By: Brad Schlossman, Forum Communications Co.
GRAND FORKS — Going against the wishes of the vast majority of Division I men’s coaches — and all 12 Western Collegiate Hockey Association coaches — the NCAA Rules Committee recommended major rules changes for this upcoming season.
Among others, the committee forwarded a suggestion that the NCAA no longer allow a team to ice the puck while killing a penalty.
News of the recommendation — which needs the approval of the NCAA Playing Rules Oversight Panel in July in order to go into effect — caught coaches across the country off guard Friday. During their April meetings, the coaches resoundingly voted down the icing proposal.
WCHA coaches voted 12-0 against it. Atlantic Hockey coaches voted 12-0 against it. And Central Collegiate Hockey Association coaches voted 11-0 against it.
“I think it’s just a crime,” Bemidji State coach Tom Serratore said. “I’ve been in college hockey for 18 years and I’ve never seen anything like this in my life. It was almost unanimous for the entire coaching body. How can the committee overturn the entire coaching body? I think it’s sad, the lack of respect that the committee had for the coaching body.
“We didn’t spend any time even talking about it because it was so radical. We just voted 12-0 and moved on.”
Both Serratore and UND coach Dave Hakstol raised several concerns.
One is the safety issue. Since players are not allowed to change after an icing call, a player could be stuck on the ice for two or three minutes straight on a penalty kill.

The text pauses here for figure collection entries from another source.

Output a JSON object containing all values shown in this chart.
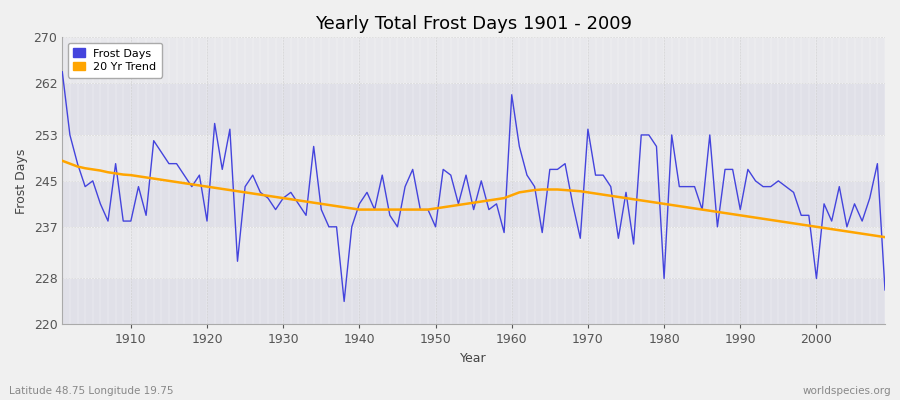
{
  "title": "Yearly Total Frost Days 1901 - 2009",
  "xlabel": "Year",
  "ylabel": "Frost Days",
  "bottom_left_label": "Latitude 48.75 Longitude 19.75",
  "bottom_right_label": "worldspecies.org",
  "legend_labels": [
    "Frost Days",
    "20 Yr Trend"
  ],
  "line_color": "#4444dd",
  "trend_color": "#FFA500",
  "bg_color": "#e8e8ec",
  "fig_bg_color": "#f0f0f0",
  "ylim": [
    220,
    270
  ],
  "yticks": [
    220,
    228,
    237,
    245,
    253,
    262,
    270
  ],
  "years": [
    1901,
    1902,
    1903,
    1904,
    1905,
    1906,
    1907,
    1908,
    1909,
    1910,
    1911,
    1912,
    1913,
    1914,
    1915,
    1916,
    1917,
    1918,
    1919,
    1920,
    1921,
    1922,
    1923,
    1924,
    1925,
    1926,
    1927,
    1928,
    1929,
    1930,
    1931,
    1932,
    1933,
    1934,
    1935,
    1936,
    1937,
    1938,
    1939,
    1940,
    1941,
    1942,
    1943,
    1944,
    1945,
    1946,
    1947,
    1948,
    1949,
    1950,
    1951,
    1952,
    1953,
    1954,
    1955,
    1956,
    1957,
    1958,
    1959,
    1960,
    1961,
    1962,
    1963,
    1964,
    1965,
    1966,
    1967,
    1968,
    1969,
    1970,
    1971,
    1972,
    1973,
    1974,
    1975,
    1976,
    1977,
    1978,
    1979,
    1980,
    1981,
    1982,
    1983,
    1984,
    1985,
    1986,
    1987,
    1988,
    1989,
    1990,
    1991,
    1992,
    1993,
    1994,
    1995,
    1996,
    1997,
    1998,
    1999,
    2000,
    2001,
    2002,
    2003,
    2004,
    2005,
    2006,
    2007,
    2008,
    2009
  ],
  "frost_days": [
    264,
    253,
    248,
    244,
    245,
    241,
    238,
    248,
    238,
    238,
    244,
    239,
    252,
    250,
    248,
    248,
    246,
    244,
    246,
    238,
    255,
    247,
    254,
    231,
    244,
    246,
    243,
    242,
    240,
    242,
    243,
    241,
    239,
    251,
    240,
    237,
    237,
    224,
    237,
    241,
    243,
    240,
    246,
    239,
    237,
    244,
    247,
    240,
    240,
    237,
    247,
    246,
    241,
    246,
    240,
    245,
    240,
    241,
    236,
    260,
    251,
    246,
    244,
    236,
    247,
    247,
    248,
    241,
    235,
    254,
    246,
    246,
    244,
    235,
    243,
    234,
    253,
    253,
    251,
    228,
    253,
    244,
    244,
    244,
    240,
    253,
    237,
    247,
    247,
    240,
    247,
    245,
    244,
    244,
    245,
    244,
    243,
    239,
    239,
    228,
    241,
    238,
    244,
    237,
    241,
    238,
    242,
    248,
    226
  ],
  "trend_years": [
    1901,
    1902,
    1903,
    1904,
    1905,
    1906,
    1907,
    1908,
    1909,
    1910,
    1911,
    1912,
    1913,
    1914,
    1915,
    1916,
    1917,
    1918,
    1919,
    1920,
    1921,
    1922,
    1923,
    1924,
    1925,
    1926,
    1927,
    1928,
    1929,
    1930,
    1931,
    1932,
    1933,
    1934,
    1935,
    1936,
    1937,
    1938,
    1939,
    1940,
    1941,
    1942,
    1943,
    1944,
    1945,
    1946,
    1947,
    1948,
    1949,
    1950,
    1951,
    1952,
    1953,
    1954,
    1955,
    1956,
    1957,
    1958,
    1959,
    1960,
    1961,
    1962,
    1963,
    1964,
    1965,
    1966,
    1967,
    1968,
    1969,
    1970,
    1971,
    1972,
    1973,
    1974,
    1975,
    1976,
    1977,
    1978,
    1979,
    1980,
    1981,
    1982,
    1983,
    1984,
    1985,
    1986,
    1987,
    1988,
    1989,
    1990,
    1991,
    1992,
    1993,
    1994,
    1995,
    1996,
    1997,
    1998,
    1999,
    2000,
    2001,
    2002,
    2003,
    2004,
    2005,
    2006,
    2007,
    2008,
    2009
  ],
  "trend_values": [
    248.5,
    248.0,
    247.5,
    247.2,
    247.0,
    246.8,
    246.5,
    246.3,
    246.1,
    246.0,
    245.8,
    245.6,
    245.4,
    245.2,
    245.0,
    244.8,
    244.6,
    244.4,
    244.2,
    244.0,
    243.8,
    243.6,
    243.4,
    243.2,
    243.0,
    242.8,
    242.6,
    242.4,
    242.2,
    242.0,
    241.8,
    241.6,
    241.4,
    241.2,
    241.0,
    240.8,
    240.6,
    240.4,
    240.2,
    240.0,
    240.0,
    240.0,
    240.0,
    240.0,
    240.0,
    240.0,
    240.0,
    240.0,
    240.0,
    240.2,
    240.4,
    240.6,
    240.8,
    241.0,
    241.2,
    241.4,
    241.6,
    241.8,
    242.0,
    242.5,
    243.0,
    243.2,
    243.4,
    243.5,
    243.5,
    243.5,
    243.4,
    243.3,
    243.2,
    243.0,
    242.8,
    242.6,
    242.4,
    242.2,
    242.0,
    241.8,
    241.6,
    241.4,
    241.2,
    241.0,
    240.8,
    240.6,
    240.4,
    240.2,
    240.0,
    239.8,
    239.6,
    239.4,
    239.2,
    239.0,
    238.8,
    238.6,
    238.4,
    238.2,
    238.0,
    237.8,
    237.6,
    237.4,
    237.2,
    237.0,
    236.8,
    236.6,
    236.4,
    236.2,
    236.0,
    235.8,
    235.6,
    235.4,
    235.2
  ]
}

Another concern is that the icing rule hasn’t been tried on an experimental basis to determine if it works. No North American hockey league uses it.
“It’s quite a shock,” Hakstol said. “I haven’t said much, but I’m going to speak my mind on this. I’m upset about us not having a say in it as a Division I coaching body. On a national basis, we were very strongly against it, if not unanimously against it.
“I’d be in favor of having some language that would allow us to experiment with a couple things in exhibition games. I’d like to be able to make some more educated decisions. But we haven’t tried these rules. They’ve never been tried at a high level. And if this change is made, it’s a two-year commitment.”
The NCAA is only allowed to alter the rules every two years. This offseason is one of those years.
Alaska-Fairbanks athletic director Forrest Karr, a former Notre Dame goalie, explained the committee’s decision in a statement.
“In keeping with the committee’s philosophy to encourage skill and create scoring chances, this will enhance power-play opportunities,” Karr said. “After lengthy discussion, the committee concluded that the previous rule inappropriately provided relief for a team that committed an infraction.”
The rule also would apply to the women, as the NCAA has a universal rulebook.
“I never thought in a million years that this would pass,” said UND women’s coach Brian Idalski, who also said this will likely slow down the game.
Serratore said he was on the phone with coaches for much of the day.
“I’m trying to figure out if there’s a way we can overturn this,” he said, “because this is preposterous. I can’t believe this went.”
Hits to the head
Another major recommendation is that the penalty of “contact to the head” becomes an automatic five-minute major and game misconduct, at minimum.
WCHA coaches forwarded the suggestion that referees have discretion whether to call a minor, a major or add an additional penalty on to the major, but that was not followed.
Hits to the head have come into focus after players in the NHL and college hockey suffered major injuries because of headshots, including UND captain Chay Genoway.
Genoway suffered a concussion in November last season on an illegal hit to the head and was unable to return for the rest of the season.
“There’s no easy answer to addressing the issue,” Hakstol said. “It is an important issue to deal with, but I’m very afraid of taking hitting out of the game. I don’t like jumping off the deep end. I think you have to address it with some very good facts and a certain degree of moderation. I’m not in favor of not leaving any options for our officials.”
Serratore agreed with Hakstol.
“It’s a situation that should be at the discretion of the referee,” he said.
Schlossman is a reporter for The Grand Forks Herald, which is owned by Forum Communications Co.